Taiwanese President Ma Ying-jeou says he is not satisfied with the results of a live fire missile test that took place Tuesday. The timing of the drills, which coincided with Chinese President Hu Jintao’s visit to Washington, is seen as a message to the United States that the island still needs help defending itself against China.
In what was the first missile test held before the press in more than a decade, six of the 19 air-to-air or surface-to-air missiles either failed to launch or missed their target. According to the Associated Press, one missile, an RIM-7M Sparrow, “cascaded harmlessly into the South China Sea less than 30 seconds after launch.”
Analysts have raised questions about the timing and publicity of the missile tests. The New York Times reports that those familiar with the situation in Taiwan considered it coincidental that the test occurred immediately before President Hu and President Obama's meeting in Washington. Government officials told the Times that the test was planned before Hu’s trip was announced.
Yet, a Taiwanese defense official told the BBC said that the tests were meant to remind the US that despite Taiwan’s growing economic ties with Beijing, it still needed defense support from Washington – and to warn China against any aggression. He said that Taiwan was developing its own advanced missiles, which would be able to reach military bases and airports on China's east coast. However, the island depends on the US for advanced weapons.
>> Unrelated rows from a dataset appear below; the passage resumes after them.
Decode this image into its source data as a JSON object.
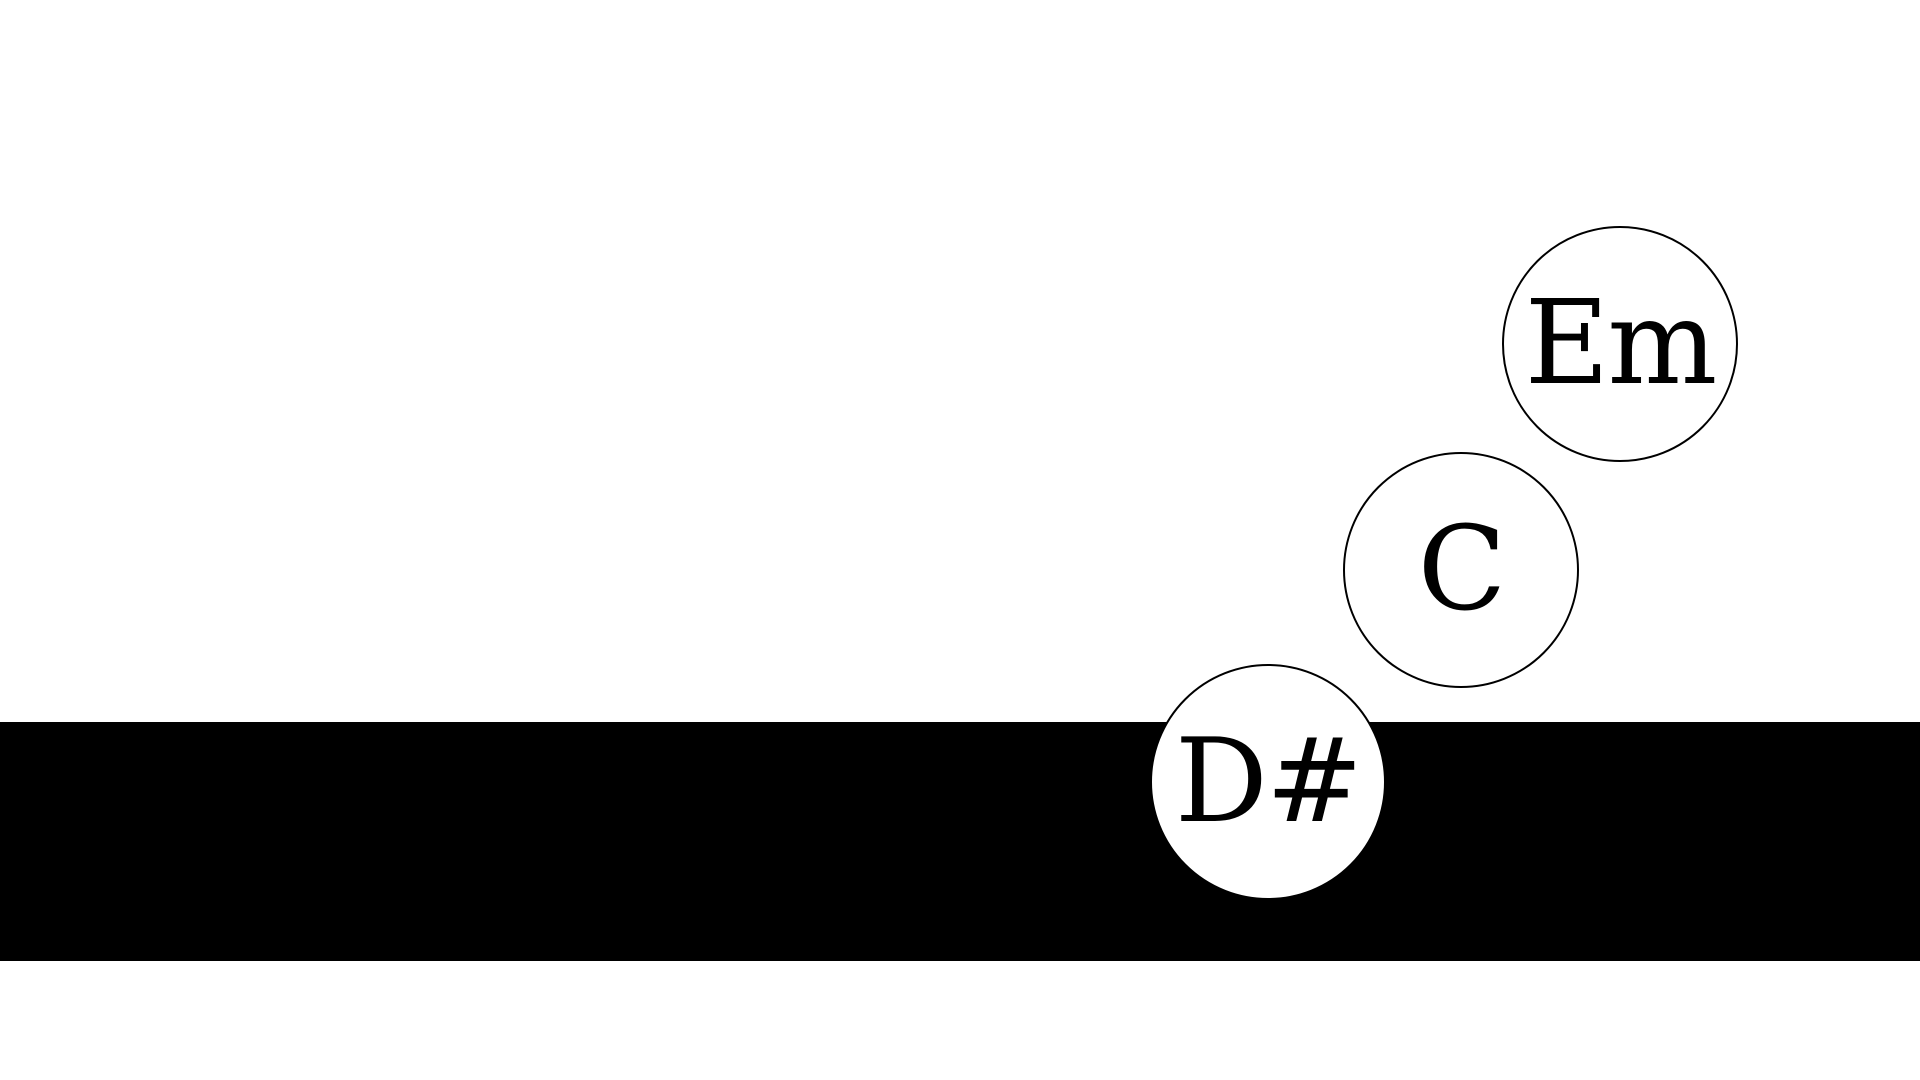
{
  "colors": {
    "background": "#ffffff",
    "lane": "#000000",
    "bubble_fill": "#ffffff",
    "bubble_border": "#000000",
    "text": "#000000"
  },
  "chords": [
    {
      "label": "Em"
    },
    {
      "label": "C"
    },
    {
      "label": "D#"
    }
  ]
}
But while Taiwan is hoping the US will help Taiwan close its defense gap with China, the US needs China's help on a number of issues, including North Korea.
According to AP, President Ma has been criticized in Taiwan for prioritizing reconciliation with the mainland over national defense and for focusing funds more on disaster preparation and relief and less on defense. His attendance at the drill was seen as an "about face," according to the Times.
"I'm not satisfied with the results," Ma told reporters after the missile drills. "I hope the military will find out the reasons and improve its training."
"[The failed missiles] may be tested again during another drill to be held in the second half of this year, but no final decision has been made," the official told AFP on condition of anonymity.
Taiwan has been independently ruled since 1949, but China continues to claim the island as part of its territory and has not renounced the use of force to achieve unification.
China’s successful test of the J-20 stealth fighter jet last week fueled fears in Taipei that China could turn its guns toward Taiwan.
“The Chinese J-20 stealth fighter is meant to be used as a first-strike force against Taiwan,” York Chen, an associate professor at the Graduate Institute of International Affairs and Strategic Studies at Tamkang University told the Taipei Times. “Japan is not its target, nor is Guam.”
Taiwan would like the US to sell it 66 F-16 jet fighters, which it hopes might serve to deter any air threats from China. Strong Chinese opposition to the sale of weapons to Taiwan, however, has kept Washington from making any commitments to the jet sale. Hu’s trip to the US this week added to Taiwanese concerns that Beijing will prevent future arms sales.
“The Taiwan government may be using this exercise to send a message to the US that its air defense is facing mounting pressure as China continues to develop the new generation of fighter jets,” defense expert Wang Kao-cheng of Taipei's Tamkang University told the Associated Press.